A difícil e penosa escolha entre o seis e o meia dúzia
Já
que temos que ser todos americanos, é bom prestar a devida
atenção ao que se passa nos EUA. Nossos irmãos
do Norte dirão nesta terça-feira se preferem Bush
ou Gore. A verdade é que, no essencial, eles se assemelham.
Daí o equilíbrio da disputa. Se as pesquisas estiverem
certas, a vitória será medida em milímetros.
Vencerá aquele que tiver o maior nariz.
Naquilo
que nos diz respeito, nenhum dos candidatos parece inclinado a modificar
o modelo que guia a ação política e econômica
do mundo. Seja qual for o escolhido, portanto, o Big Mac com fritas
continuará sendo provido. As diversas opções
de sundae e o estilo que entre nós é personificado
por Pedro Malan também.
Não
faz muito, quando ainda podiam beneficiar-se do contraste soviético,
os EUA projetavam para o mundo uma imagem idealizada, escorada na
defesa da liberdade. Os demais aspectos do estilo de vida americano
eram como que negligenciados. Agora, acomodado no alto do pódio
como um modelo, os EUA são observados por olhos mais acurados.
A imagem que sobressai é outra, mais complexa, nuançada.

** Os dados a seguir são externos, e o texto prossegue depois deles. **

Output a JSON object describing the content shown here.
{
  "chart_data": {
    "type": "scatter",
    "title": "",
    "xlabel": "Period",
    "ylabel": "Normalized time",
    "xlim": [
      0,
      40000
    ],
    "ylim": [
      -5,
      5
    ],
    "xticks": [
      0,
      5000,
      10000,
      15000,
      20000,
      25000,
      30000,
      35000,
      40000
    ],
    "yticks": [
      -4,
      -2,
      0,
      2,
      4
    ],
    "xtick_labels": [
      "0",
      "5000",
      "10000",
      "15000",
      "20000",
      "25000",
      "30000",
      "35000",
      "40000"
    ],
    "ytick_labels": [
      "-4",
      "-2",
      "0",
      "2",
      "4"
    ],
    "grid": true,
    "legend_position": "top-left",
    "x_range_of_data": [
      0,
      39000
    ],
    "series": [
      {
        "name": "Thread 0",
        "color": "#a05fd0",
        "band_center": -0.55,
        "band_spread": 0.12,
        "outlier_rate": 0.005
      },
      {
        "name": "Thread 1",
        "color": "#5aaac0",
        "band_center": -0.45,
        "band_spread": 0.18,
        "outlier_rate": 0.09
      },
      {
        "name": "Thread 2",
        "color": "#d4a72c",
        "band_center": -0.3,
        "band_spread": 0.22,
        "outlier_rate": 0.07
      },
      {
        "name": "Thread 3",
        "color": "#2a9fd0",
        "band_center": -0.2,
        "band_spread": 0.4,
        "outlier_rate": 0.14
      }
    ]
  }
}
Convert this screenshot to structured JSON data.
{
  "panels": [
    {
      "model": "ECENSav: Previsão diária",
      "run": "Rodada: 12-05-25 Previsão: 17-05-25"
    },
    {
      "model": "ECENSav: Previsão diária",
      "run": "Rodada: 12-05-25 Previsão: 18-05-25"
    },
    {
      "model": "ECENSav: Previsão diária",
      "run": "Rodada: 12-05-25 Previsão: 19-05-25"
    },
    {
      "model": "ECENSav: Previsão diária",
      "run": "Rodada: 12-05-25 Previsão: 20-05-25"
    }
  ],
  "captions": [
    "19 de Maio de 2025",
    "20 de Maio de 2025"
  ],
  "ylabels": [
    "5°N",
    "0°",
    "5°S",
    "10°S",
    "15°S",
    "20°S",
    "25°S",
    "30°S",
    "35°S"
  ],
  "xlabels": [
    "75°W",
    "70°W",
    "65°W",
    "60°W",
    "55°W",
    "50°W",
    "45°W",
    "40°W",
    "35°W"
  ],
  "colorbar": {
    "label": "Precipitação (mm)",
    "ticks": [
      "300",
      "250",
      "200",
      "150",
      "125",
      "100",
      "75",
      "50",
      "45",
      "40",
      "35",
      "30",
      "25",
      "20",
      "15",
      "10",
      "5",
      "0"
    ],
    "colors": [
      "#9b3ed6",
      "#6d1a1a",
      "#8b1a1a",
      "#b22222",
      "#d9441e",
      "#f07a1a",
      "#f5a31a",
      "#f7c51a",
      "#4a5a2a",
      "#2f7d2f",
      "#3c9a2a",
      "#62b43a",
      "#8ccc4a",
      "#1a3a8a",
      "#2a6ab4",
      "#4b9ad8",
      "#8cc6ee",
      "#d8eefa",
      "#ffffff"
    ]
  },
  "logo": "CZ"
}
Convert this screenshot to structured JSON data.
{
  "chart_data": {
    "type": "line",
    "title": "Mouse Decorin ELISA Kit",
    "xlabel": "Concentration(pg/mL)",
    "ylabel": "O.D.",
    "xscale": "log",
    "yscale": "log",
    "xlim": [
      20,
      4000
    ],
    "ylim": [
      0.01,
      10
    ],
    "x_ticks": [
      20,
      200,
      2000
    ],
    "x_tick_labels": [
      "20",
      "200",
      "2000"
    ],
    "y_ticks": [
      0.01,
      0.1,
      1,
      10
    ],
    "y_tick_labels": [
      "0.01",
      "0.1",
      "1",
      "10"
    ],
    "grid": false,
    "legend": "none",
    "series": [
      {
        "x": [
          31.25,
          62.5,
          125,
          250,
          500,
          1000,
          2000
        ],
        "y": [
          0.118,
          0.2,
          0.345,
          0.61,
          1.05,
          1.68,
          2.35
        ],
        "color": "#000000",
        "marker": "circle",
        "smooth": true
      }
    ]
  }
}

Muito do que se vê não é dignificante.
Vê-se,
por exemplo, a glorificação do consumo desenfreado,
da auto-satisfação a qualquer custo, do individualismo
exacerbado. Vê-se a crescente tribunalização
do cotidiano, marcado por uma compulsão endêmica pela
causa judicial. Vê-se a decadência da indústria
cultural, que espalha pelo mundo, na forma de películas de
quinta, fragmentos da crise que corrói os valores éticos
e morais de uma sociedade que se pretendia hegemônica.
O mundo
pós-guerra fria continua meio sem norte, como um avião
que, mantido no piloto automático, ainda não sabe
direito onde irá pousar. A hipótese de um retorno
ao universo da economia socialista é improvável. Mas
a pista de pouso oferecida pelo neocapitalismo pós-muro tampouco
parece entusiasmar os passageiros.
Três
fatores separam a liderança dos EUA de um inevitável
processo de questionamento:
1)
o arsenal militar;
2)
o despreparo dos rivais;
3)
a relativa longevidade de uma bolha econômica prestes a aterrissar,
não se sabe se de forma suave ou turbulenta;
O sonho
de uma economia condenada ao crescimento, em que os vícios
do mercado seriam anulados pela intervenção de um
Estado enxuto e forte, continua ameaçado pelo fantasma dos
ciclos econômicos. Agora mesmo observa-se com temor reverencial
o conflito que palestinos e judeus travam na beira dos poços
de petróleo mais fartos do planeta.
Imaginando-se
portadores de uma resposta a Marx, os EUA ainda se comportam como
donos da cena. Mas nem Bush nem Gore têm a cara de alguém
prestes a entrar na história para dominá-la. Não
há o mais remoto sinal de que vá brotar da cabeça
de um dos dois o conjunto de idéias capaz de mobilizar a
ação política do mundo nos próximos
anos.
A campanha
presidencial americana não esteve à altura do poderio
global dos EUA. Quem assistiu aos debates entre Bush e Gore deve
ter guardado duas impressões sobre os candidatos: dada a
facilidade com que esgrimiram números e cifras, eles parecem
ter os pés no chão; mas a ausência de idéias
que perpassou o duelo tornou-o tão absurdamente claro que,
amanhã, não causará espanto se o novo chefão
do mundo vier a ser flagrado também com as mãos plantadas
no solo.
Sempre
se poderá alegar que o presidente ajoelhou apenas para certificar-se
de que Clinton não esqueceu nenhuma estagiária sob
a mesa do Salão Oval. Mas nada apagará a impressão
de que o vazio da cena política nos EUA não faz jus
ao papel de controlador da grande rédea. Se já era
difícil dormir tranqüilo aqui embaixo sabendo que o
botão vermelho, com tudo o que ele representa, estava sob
a guarda de um sujeito que tinha certa dificuldade para controlar
o próprio zíper, agora então...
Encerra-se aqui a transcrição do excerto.